Últimas públicações

LEIA MAIS: Ler, é tornar-se um gato preto, você ganha sete vidas

 João Carlos, licenciado em Matemática pela Unicentro (2015-2018), especializado em Ensino Lúdico, Educação Especial e Inclusiva e Docência no Ensino Superior, pela Faculdade de Educação São Luís. Atualmente é mestrando no Programa de Pós-Graduacao em Ensino de Ciências Naturais e Matemática, com ênfase na pesquisa de “Alunos com altas habilidades/superdotados em Matemática”, também na Unicentro. Apesar da forte afinidade com a Matemática, tem um enorme gosto por livros/leituras, pois lhe proporciona uma sensação de conforto, e permite mergulhar em vários universos distintos.

Por: João Carlos

Hoje, 23 de abril, é Dia Mundial do Livro, e não poderia é claro, deixar de fazer algumas colocações e reflexões que considero de extrema importância.

Assim como muitas pessoas criam ideias errôneas sobre outras pessoas, através de características externas, o mesmo acontece com os livros, julgam somente pela capa ou até mesmo, pelo próprio título. Quantas vezes você já pecou por construir preconceito acerca de alguém, e após conviver com essa pessoa, sentiu que estava totalmente enganado?  Pois é, a qualidade de um livro não pode ser expressa pela sua capa ou pelo título, precisamos conhecer tal obra para criarmos opiniões e julgamentos. Então, a partir de hoje, busque entender que, um bom livro não é aquele que tem a melhor capa ou o melhor título, mas sim, aquele que após lermos, nos revoluciona pessoalmente, nem que seja de forma mínima.

Gostaria que, gentilmente, você se imaginasse agora em nosso mundo, nos moldes atuais, sem saber ler.
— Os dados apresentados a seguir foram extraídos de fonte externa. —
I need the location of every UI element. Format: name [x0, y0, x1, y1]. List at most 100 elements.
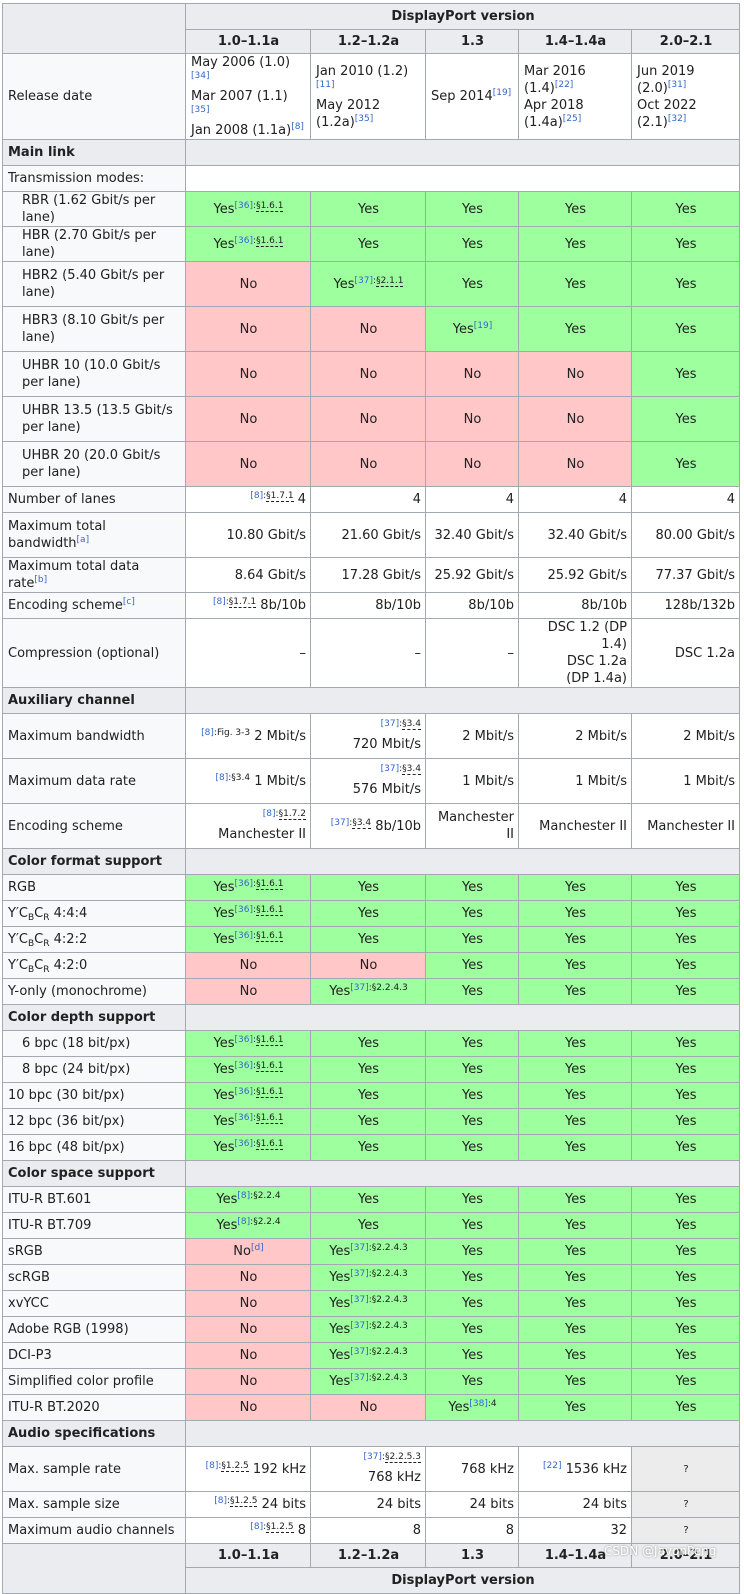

Imagine que, a leitura não faz parte de sua rotina, e que para conhecer e entender algo, você precisa buscar outras alternativas. Como você se sentira e o que faria? 

A reflexão que gostaria de provocar com isso, é que, caso você não tenha o hábito de ler de forma constante, é como se ocorresse exatamente o questionamento do parágrafo anterior. Por mais que saibamos ler, e não estimulamos isso, quando nos deparamos com problemas, ao invés de buscarmos soluções, através de uma “bagagem literária”, nos acomodamos e almejamos contar com uma “força do destino”, ou uma “ajudinha do universo positivo” que nem sempre dá certo. A leitura neste sentido, nos proporciona uma tomada de decisões de forma coerente e com argumentos sustentados por alguma teoria. 
Desse modo, o hábito de uma leitura com qualidade nos abre um leque gigantesco de visões, dando abertura para as mais diversas tomadas de decisões. É claro que, nem sempre vamos acertar, mas como gosto de afirmar, perder nem sempre significa não ganhar.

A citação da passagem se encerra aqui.